Serializing (Queuing) Messages To Aggregates

I responded to a message on Yahoo! Groups DDD forum regarding locking an aggregate root and serializing access to it. The question surrounds locking of an aggregate while it processes a message. The concern was that "pessimistic locking" makes your system unable to scale, which per the formal definition is absolutely correct. But there's a slightly different way to lock that isn't truly pessimistic.

Below follows my response to some of the concerns posted in the above message.

> Well I don't agree with this - at least in our domain. There are many
> commands that could be applied simultaneously to the one Aggregate.
> That's what an IConflictWith interface would be for - for those that
> do actually conflict. For large aggregates in a shared-nothing
> architecture, it just wouldn't scale to only allow one message at a
> time.

From what I understand and have read, IConflictWith is used for conflicts between your eventually consistent reporting store and your aggregates. The idea is that because you're issuing commands built off of eventually consistent (potentially outdated) data you need a way to determine if the incoming command might conflict with other changes that have already occurred within the aggregate. No amount of locking could prevent this when using an eventually consistent model. Yet, we need to ensure each aggregate is always be 100% fully consistent at all times.

Going back to the locking strategy, one of the critical elements in DDDD is that because an aggregate root must be 100% consistent at all times, it can only be actively receiving commands in a single process/address space at a time. In other words, you wouldn't want to have the same aggregate running on multiple machines at the same time and have both actively receiving and processing commands. [Greg has an active/passive aggregate mechanism to handle fast, graceful failover scenarios.]

If an aggregate can only exist in one address space at a time, how do you scale? Don't you create a bottleneck? Yes and no. You scale through partitioning. You distribute your bounded context across multiple machines where Machine A handles aggregates with IDs A-C, Machine B handles aggregates with IDs D-F, etc.

Okay, but we're still locking the aggregate and a single message to the aggregate could take a really long time to process. The answer then is, don't lock for a long time. But what if you have to? If you have some message that's taking a long time to process, the processing for that message probably needs to be broken out into a service. Then, when you need the service, you send a message to it and ask it to perform some work. You then release the lock on the aggregate. When the service completes, it sends a message letting you know the work is done and the status of the work (or whatever you need), you lock the aggregate, process that message and release.

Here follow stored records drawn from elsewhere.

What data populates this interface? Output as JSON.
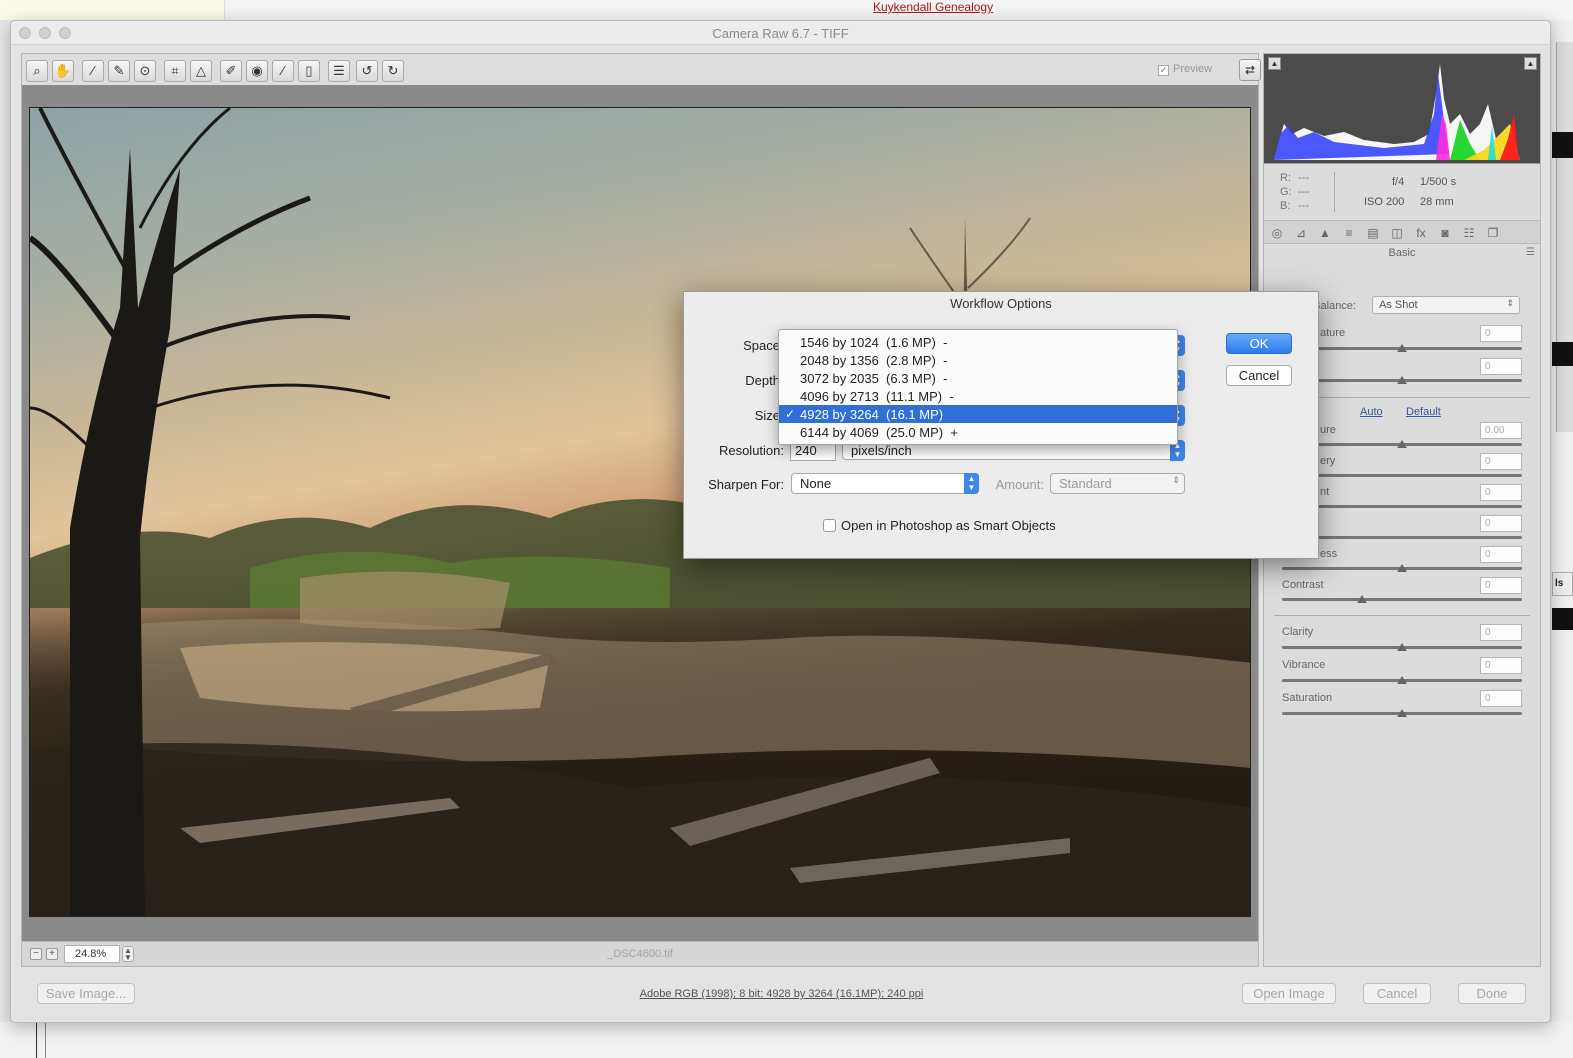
{
  "browser": {
    "link": "Kuykendall Genealogy"
  },
  "window": {
    "title": "Camera Raw 6.7  -  TIFF"
  },
  "toolbar": {
    "tools": [
      "zoom-icon",
      "hand-icon",
      "white-balance-icon",
      "color-sampler-icon",
      "target-adjust-icon",
      "crop-icon",
      "straighten-icon",
      "spot-removal-icon",
      "red-eye-icon",
      "adjustment-brush-icon",
      "graduated-filter-icon",
      "preferences-icon",
      "rotate-left-icon",
      "rotate-right-icon"
    ],
    "preview_label": "Preview",
    "preview_checked": "✓"
  },
  "status": {
    "zoom": "24.8%",
    "filename": "_DSC4600.tif"
  },
  "histogram": {
    "readout": {
      "r_label": "R:",
      "g_label": "G:",
      "b_label": "B:",
      "r": "---",
      "g": "---",
      "b": "---"
    },
    "aperture": "f/4",
    "shutter": "1/500 s",
    "iso": "ISO 200",
    "focal": "28 mm"
  },
  "basic_panel": {
    "title": "Basic",
    "white_balance_label": "White Balance:",
    "white_balance_value": "As Shot",
    "temperature_label": "ature",
    "auto": "Auto",
    "default": "Default",
    "exposure_label": "ure",
    "exposure_value": "0.00",
    "recovery_label": "ery",
    "fill_label": "nt",
    "darkness_label": "ess",
    "contrast_label": "Contrast",
    "clarity_label": "Clarity",
    "vibrance_label": "Vibrance",
    "saturation_label": "Saturation",
    "zero": "0"
  },
  "bottom": {
    "save": "Save Image...",
    "workflow": "Adobe RGB (1998); 8 bit; 4928 by 3264 (16.1MP); 240 ppi",
    "open": "Open Image",
    "cancel": "Cancel",
    "done": "Done"
  },
  "dialog": {
    "title": "Workflow Options",
    "space_label": "Space",
    "depth_label": "Depth",
    "size_label": "Size",
    "resolution_label": "Resolution:",
    "resolution_value": "240",
    "resolution_unit": "pixels/inch",
    "sharpen_label": "Sharpen For:",
    "sharpen_value": "None",
    "amount_label": "Amount:",
    "amount_value": "Standard",
    "smart_objects_label": "Open in Photoshop as Smart Objects",
    "ok": "OK",
    "cancel": "Cancel",
    "size_options": [
      "1546 by 1024  (1.6 MP)  -",
      "2048 by 1356  (2.8 MP)  -",
      "3072 by 2035  (6.3 MP)  -",
      "4096 by 2713  (11.1 MP)  -",
      "4928 by 3264  (16.1 MP)",
      "6144 by 4069  (25.0 MP)  +"
    ],
    "selected_check": "✓"
  },
  "colors": {
    "accent": "#2f6fd6",
    "ok_button": "#2d7cec",
    "link": "#b01818"
  }
}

In other words, the lock on the aggregate is always for an extremely short amount of time--never more than a few milliseconds. The aggregate receives the message, makes a quick decision based on any and all the information it already has, and sends a message. If the aggregate needs more information to make a decision, it sends a message asking for more information from a service, the user, etc. You never *ever* lock the aggregate while it's "waiting" for a "response" from the service, doing so would kill your scalability.